Im Ältestenrat ist vereinbart worden, eine Aussprache mit einer Dauer von bis zu 90 Minuten vorzusehen. Ich sehe und höre dazu keinen Widerspruch, dann ist das so beschlossen. Ich eröffne die Aussprache.

Ums Wort gebeten hat zunächst die Justizministerin. Frau Hoffmeister, Sie haben das Wort.

Sehr geehrte Frau Präsidentin! Meine sehr geehrten Damen und Herren! „Haftvermeidung statt Ersatzfreiheitsstrafe“, das hört sich zunächst einmal gut an. Ich kann Ihnen sagen, das deckt sich mit unseren Bemühungen, die Vollstreckung von Ersatzfreiheitsstrafen zu vermeiden, und zwar nicht zuletzt auch aus ureigenem Interesse unseres Strafvollzuges,

(Peter Ritter, DIE LINKE: Sehr gut!)

denn in der Tat haben wir es hier mit Menschen zu tun, deren Aufenthalt im Strafvollzug bei regulärem Verlauf nicht vorgesehen war, und es stimmt auch, dass der Vollzug von Ersatzfreiheitsstrafen häufig unverhältnismäßig aufwendig ist.

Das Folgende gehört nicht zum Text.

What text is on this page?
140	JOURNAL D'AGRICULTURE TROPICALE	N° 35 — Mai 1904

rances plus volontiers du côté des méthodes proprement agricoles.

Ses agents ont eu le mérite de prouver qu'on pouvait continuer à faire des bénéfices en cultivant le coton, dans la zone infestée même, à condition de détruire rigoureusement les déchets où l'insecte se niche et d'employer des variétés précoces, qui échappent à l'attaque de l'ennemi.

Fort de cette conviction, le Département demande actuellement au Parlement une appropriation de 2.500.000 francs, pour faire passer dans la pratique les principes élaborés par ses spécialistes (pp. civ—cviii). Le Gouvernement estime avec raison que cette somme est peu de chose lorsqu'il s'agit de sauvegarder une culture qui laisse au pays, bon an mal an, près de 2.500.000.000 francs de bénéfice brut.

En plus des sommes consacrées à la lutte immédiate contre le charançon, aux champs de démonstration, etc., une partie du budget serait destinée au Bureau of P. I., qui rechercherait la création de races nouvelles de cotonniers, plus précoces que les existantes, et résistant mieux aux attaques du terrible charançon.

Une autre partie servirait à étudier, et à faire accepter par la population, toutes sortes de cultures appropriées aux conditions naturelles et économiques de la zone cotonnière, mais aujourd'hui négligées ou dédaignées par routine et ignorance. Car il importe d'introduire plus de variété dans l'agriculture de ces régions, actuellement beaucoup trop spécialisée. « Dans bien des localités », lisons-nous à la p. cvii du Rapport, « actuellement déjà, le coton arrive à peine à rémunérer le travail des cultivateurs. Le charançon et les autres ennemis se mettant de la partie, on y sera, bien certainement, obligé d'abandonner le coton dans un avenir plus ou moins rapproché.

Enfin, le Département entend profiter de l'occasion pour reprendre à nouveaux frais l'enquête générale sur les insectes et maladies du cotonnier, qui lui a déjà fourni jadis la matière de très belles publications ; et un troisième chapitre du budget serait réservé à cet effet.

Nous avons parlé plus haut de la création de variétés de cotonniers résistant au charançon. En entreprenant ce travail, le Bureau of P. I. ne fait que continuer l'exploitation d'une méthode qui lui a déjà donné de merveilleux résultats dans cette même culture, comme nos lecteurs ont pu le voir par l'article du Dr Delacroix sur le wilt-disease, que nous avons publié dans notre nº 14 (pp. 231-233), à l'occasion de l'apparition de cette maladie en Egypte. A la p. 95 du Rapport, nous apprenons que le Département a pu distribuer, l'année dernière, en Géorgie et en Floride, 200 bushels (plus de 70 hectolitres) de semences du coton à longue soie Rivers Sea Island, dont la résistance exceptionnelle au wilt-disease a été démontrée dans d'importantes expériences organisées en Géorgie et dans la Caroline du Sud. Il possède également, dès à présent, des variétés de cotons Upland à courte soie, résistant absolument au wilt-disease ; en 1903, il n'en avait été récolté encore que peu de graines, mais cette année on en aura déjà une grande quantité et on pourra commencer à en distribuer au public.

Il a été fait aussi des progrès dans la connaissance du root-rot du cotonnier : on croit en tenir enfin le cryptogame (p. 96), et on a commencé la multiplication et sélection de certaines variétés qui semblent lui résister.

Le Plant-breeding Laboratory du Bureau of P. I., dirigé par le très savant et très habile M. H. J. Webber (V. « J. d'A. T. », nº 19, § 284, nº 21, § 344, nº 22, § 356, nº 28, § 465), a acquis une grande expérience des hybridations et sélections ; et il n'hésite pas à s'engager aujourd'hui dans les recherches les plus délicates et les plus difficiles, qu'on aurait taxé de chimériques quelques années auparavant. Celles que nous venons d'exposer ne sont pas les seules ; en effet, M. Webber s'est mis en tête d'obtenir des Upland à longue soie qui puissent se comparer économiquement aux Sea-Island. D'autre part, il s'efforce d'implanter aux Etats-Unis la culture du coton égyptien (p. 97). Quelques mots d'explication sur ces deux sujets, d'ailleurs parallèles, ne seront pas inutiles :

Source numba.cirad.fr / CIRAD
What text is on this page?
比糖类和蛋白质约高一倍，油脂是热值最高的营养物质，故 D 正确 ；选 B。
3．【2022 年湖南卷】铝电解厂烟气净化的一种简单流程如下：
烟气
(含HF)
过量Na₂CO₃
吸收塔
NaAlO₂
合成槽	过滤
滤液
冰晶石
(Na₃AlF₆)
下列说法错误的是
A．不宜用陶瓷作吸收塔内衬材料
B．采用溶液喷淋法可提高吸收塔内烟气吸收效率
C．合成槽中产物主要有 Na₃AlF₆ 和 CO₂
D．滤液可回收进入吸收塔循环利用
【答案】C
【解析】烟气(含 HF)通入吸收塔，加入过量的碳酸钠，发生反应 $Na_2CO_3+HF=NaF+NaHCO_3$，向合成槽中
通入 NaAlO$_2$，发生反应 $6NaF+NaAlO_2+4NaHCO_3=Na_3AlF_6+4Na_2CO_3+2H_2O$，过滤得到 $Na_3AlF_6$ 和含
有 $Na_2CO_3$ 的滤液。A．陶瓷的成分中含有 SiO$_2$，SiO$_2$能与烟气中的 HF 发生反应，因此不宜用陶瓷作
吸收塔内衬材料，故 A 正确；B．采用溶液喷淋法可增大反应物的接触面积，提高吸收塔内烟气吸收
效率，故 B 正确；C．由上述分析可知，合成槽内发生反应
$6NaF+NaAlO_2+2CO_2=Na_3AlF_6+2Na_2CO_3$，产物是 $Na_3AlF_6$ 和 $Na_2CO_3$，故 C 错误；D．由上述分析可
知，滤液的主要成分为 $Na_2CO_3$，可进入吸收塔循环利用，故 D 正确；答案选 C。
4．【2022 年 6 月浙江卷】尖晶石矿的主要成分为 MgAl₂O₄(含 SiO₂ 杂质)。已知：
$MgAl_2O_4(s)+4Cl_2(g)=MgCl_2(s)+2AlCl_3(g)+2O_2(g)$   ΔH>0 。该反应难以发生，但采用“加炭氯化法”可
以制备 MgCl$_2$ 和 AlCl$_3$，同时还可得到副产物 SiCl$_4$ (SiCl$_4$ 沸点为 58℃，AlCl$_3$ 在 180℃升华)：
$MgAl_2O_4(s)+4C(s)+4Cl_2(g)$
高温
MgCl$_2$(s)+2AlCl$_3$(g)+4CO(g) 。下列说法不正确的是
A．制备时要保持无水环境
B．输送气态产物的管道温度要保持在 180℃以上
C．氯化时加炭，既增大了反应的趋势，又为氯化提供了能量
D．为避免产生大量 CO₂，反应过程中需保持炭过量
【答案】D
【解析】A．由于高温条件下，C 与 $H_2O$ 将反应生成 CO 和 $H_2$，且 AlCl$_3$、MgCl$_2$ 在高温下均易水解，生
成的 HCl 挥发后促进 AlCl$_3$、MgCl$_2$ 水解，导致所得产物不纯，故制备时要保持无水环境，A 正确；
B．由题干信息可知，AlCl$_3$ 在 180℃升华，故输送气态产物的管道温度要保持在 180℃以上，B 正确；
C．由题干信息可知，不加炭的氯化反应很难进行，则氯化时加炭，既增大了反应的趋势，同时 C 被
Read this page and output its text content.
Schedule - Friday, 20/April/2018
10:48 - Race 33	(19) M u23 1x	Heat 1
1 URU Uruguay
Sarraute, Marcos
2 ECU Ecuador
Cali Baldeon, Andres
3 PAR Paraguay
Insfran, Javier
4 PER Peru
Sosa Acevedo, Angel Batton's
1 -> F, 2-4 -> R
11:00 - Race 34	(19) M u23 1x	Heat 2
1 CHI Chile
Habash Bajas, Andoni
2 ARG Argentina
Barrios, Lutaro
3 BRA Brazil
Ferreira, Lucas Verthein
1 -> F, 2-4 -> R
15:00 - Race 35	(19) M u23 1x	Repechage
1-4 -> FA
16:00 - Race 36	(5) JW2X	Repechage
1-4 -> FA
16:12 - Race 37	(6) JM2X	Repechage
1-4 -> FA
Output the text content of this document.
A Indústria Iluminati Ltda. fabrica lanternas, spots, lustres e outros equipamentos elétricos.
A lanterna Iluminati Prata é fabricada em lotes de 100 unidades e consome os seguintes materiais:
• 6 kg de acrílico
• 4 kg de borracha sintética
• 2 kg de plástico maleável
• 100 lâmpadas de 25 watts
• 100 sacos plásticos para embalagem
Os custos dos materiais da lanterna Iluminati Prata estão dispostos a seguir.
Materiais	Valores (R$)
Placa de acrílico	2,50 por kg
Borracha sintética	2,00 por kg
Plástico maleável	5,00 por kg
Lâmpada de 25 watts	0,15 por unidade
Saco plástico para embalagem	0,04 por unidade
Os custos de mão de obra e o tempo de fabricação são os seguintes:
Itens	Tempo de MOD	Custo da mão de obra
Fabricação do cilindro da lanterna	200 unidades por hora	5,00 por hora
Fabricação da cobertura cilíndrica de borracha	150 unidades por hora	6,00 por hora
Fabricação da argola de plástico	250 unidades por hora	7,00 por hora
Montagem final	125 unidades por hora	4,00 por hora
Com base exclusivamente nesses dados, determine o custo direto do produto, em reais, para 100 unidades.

Meine Damen und Herren, gleichwohl ist dem vorliegenden Antrag nicht zu folgen.

(Peter Ritter, DIE LINKE: Ach, schade!)

Die Ersatzfreiheitsstrafe ist seit den 60er-Jahren im Strafgesetzbuch verankert. Sie ist keine Freiheitsstrafe, die der Vorstellung von Resozialisierung des Verurteilten zugrunde liegt,

(Peter Ritter, DIE LINKE: Eine Sekunde lang hatte ich Hoffnung.)

sondern sie ist der letzte, aber unverzichtbare Baustein, um die Geldstrafe zu einem schlüssigen Strafkonzept werden zu lassen, denn eine Strafandrohung entfaltet nur dann die erforderliche Wirkung, wenn sie auch durchgesetzt werden kann.